BLUNT TRAUMA PRESS
Give us cold words, stinging words, tempestuous words, haranguing words, blasphemous words: blatantly-erotic words, fabricated words, even walking dead words, just so long as they’re words we and our readers can squeeze literary love juice out of. There are no barricades here, no barbed wire and no pre-conceived ideology on what is “good” and what “is not”.
We prefer our words to be smeared rather than typed, we look for prose and poetry that will incubate and gestate and finally be born from a reader’s consciousness into the darker recesses of their sub-conscious vault. We remain stoically unlabelled and consequently free to select and solicit words that slither smoulderingly to publication. Blunt Trauma Press is not after all, a typing pool – we prefer to describe ourselves more as a gene pool of creativity, and a genre-less one at that. Here at Blunt Trauma, as our name implies, we’re interested in the after-effects of being sensually bludgeoned with prose or poetry; exactly when and where the adrenalin kicks in, and at what precise time in the process of sensory molestation the jaws-of-life or defibrillation are called for. These are the intrinsic philosophies of Sean King and Teri Louise Kelly, the co-founders of Blunt Trauma Press. Welcome to the world of zero gravity word turbulence.
For any general inquiry in respect of Blunt Trauma Press services, authors or products please head to our contact page.
‘Death Peace’
Written by Dominic J Clark. Details soon.
Cultivores eBook Trailer – Teri Louise-Kelly
After the diseases, the eradication policies and the storm, descendants of the survivors inhabit a world overrun with true blue idolatry of the Old People’s pop-culture. In Capital Investment, the slogan-mad Corporation rule in alliance with the immortality-chasing Chic Creatures, while the majority of New People toil on locos trying to replace a number with a title.
Meeting what he thinks is the fabled carrier of the faiths, one untitled man becomes the emissary’s guide through the lands of Cultivation; where circular time is bought and sold, blue is more precious than gold and the math predominates.

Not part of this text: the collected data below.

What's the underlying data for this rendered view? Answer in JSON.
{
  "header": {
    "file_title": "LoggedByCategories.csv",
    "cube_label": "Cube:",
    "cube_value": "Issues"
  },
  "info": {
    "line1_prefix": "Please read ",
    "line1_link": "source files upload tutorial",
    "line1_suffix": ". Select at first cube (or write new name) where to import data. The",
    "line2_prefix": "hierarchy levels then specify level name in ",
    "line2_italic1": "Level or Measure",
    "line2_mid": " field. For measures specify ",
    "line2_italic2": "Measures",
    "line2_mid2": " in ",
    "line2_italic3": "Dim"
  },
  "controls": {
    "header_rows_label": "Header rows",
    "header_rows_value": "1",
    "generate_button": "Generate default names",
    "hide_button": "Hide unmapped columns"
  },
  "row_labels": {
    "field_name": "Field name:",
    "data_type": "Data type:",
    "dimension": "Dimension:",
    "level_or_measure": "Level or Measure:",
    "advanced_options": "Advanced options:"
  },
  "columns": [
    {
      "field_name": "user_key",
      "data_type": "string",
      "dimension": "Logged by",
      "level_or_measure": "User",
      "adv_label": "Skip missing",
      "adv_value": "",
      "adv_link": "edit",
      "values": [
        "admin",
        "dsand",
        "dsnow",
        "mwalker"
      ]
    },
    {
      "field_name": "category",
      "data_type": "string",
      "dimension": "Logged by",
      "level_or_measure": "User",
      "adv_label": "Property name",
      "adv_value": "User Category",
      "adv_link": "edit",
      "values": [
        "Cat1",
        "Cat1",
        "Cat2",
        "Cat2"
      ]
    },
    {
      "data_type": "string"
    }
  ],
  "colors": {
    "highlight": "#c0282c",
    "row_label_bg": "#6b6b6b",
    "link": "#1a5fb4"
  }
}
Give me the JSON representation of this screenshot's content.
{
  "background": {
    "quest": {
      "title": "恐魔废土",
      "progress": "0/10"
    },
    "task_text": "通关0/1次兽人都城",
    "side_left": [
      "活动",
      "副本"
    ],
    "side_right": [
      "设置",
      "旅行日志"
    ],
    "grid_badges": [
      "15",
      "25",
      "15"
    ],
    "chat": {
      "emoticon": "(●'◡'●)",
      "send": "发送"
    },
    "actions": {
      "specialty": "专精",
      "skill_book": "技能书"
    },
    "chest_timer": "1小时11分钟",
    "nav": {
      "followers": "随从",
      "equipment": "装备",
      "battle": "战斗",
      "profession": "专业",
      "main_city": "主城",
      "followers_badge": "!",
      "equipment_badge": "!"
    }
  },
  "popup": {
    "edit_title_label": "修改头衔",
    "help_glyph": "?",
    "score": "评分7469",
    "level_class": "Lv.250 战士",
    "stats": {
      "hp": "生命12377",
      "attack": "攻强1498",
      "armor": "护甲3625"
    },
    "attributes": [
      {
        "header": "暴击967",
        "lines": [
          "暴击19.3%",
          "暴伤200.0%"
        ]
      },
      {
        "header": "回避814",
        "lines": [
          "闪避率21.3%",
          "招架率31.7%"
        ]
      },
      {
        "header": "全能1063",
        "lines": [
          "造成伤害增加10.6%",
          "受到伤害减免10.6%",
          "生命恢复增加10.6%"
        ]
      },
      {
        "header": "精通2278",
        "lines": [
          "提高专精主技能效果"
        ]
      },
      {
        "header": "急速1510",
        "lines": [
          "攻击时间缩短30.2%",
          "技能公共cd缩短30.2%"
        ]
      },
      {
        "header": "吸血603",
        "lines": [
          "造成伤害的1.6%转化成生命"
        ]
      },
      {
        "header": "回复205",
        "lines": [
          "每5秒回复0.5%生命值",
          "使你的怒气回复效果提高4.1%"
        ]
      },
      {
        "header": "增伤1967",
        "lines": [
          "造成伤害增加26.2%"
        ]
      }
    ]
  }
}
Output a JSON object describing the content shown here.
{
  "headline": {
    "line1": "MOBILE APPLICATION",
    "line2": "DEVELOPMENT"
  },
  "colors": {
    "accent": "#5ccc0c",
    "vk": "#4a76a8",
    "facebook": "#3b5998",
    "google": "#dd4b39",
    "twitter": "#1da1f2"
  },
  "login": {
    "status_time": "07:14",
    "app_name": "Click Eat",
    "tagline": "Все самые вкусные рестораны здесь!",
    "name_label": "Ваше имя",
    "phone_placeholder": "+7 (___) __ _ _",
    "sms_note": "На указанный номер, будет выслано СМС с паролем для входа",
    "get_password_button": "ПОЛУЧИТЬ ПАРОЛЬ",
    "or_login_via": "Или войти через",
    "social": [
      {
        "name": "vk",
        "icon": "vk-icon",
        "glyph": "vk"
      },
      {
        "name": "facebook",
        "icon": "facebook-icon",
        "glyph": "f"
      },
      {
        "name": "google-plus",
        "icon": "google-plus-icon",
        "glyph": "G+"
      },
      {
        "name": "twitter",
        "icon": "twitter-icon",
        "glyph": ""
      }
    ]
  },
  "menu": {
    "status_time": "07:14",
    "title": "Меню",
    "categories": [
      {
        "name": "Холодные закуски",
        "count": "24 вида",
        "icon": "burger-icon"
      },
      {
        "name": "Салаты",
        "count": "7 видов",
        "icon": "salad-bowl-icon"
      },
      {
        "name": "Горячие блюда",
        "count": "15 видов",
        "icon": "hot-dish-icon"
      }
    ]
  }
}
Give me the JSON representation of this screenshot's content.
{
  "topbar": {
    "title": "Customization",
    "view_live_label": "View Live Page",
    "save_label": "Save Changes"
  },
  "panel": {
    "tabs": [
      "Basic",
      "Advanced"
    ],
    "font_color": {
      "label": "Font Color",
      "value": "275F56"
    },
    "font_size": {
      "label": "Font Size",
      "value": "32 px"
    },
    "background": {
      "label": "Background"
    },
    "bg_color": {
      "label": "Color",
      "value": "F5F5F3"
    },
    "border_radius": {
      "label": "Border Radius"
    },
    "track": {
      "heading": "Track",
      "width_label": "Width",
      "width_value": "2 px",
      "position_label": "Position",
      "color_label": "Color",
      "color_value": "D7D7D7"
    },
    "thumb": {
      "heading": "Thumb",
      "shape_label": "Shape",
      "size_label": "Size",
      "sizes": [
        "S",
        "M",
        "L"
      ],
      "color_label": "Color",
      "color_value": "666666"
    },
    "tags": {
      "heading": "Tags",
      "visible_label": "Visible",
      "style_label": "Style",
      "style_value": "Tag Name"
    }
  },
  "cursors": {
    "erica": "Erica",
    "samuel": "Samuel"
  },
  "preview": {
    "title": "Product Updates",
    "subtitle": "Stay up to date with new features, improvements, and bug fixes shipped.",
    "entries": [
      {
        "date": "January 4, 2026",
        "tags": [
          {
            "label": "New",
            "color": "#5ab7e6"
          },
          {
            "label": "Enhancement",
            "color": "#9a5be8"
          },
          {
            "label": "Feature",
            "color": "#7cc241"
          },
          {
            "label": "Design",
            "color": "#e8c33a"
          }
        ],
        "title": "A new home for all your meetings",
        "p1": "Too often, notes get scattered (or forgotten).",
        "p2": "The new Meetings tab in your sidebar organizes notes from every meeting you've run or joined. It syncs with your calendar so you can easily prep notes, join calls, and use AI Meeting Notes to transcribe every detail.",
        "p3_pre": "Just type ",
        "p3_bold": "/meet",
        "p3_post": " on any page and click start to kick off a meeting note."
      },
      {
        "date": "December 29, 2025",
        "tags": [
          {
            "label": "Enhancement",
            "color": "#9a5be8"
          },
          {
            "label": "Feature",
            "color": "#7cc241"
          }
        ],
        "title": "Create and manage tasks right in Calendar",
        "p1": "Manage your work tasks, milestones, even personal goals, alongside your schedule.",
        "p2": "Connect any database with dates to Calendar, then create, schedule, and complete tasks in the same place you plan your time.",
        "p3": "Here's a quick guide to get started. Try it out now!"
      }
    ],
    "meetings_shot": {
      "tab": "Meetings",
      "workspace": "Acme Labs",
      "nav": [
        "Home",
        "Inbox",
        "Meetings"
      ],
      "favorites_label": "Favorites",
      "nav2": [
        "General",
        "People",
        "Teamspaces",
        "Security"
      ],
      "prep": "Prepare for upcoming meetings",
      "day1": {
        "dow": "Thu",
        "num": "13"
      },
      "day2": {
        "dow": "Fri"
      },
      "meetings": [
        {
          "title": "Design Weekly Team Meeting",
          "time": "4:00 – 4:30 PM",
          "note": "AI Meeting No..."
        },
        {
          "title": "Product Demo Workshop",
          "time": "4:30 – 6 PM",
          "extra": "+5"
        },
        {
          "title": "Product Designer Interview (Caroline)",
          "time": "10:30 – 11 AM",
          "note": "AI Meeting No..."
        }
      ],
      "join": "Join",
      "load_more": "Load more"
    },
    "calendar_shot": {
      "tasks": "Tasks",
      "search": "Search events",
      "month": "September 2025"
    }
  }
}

Accompanied by The Drifter, a former Corporation assassin, and machine girls, prototypes of the (ideal) women of the future, together they journey to the mythological Urban Jungle – the vine-encrusted super city standing resolutely testament to the Old People’s ambition and ego.
For one it is a mission to reinstate the faiths, for another a quest for knowledge, and for the Drifter, a chance to redeem himself in the eyes of Evangelista, the ruler-in-exile. What awaits them in the remains of the past though is betrayal and irony; a choice between unstable order or another pointless war – the choice which is no choice at all. Cultivation is a world divided by frighteningly familiar parallels. A world where having a name means everything, and where those who control the present – control the past.
“Cultivores is a savagely ironic take on human existence post-climatology atrocity, a Wizard of Oz-esque trek through Naked Lunch’s sci-fi pantheon, where pop-cult ideologies reign and Orwell’s prophetic 1984 is fast-forwarded to a bizarre conclusion.”

‘The Right Hand Angle of a Continuous Curve’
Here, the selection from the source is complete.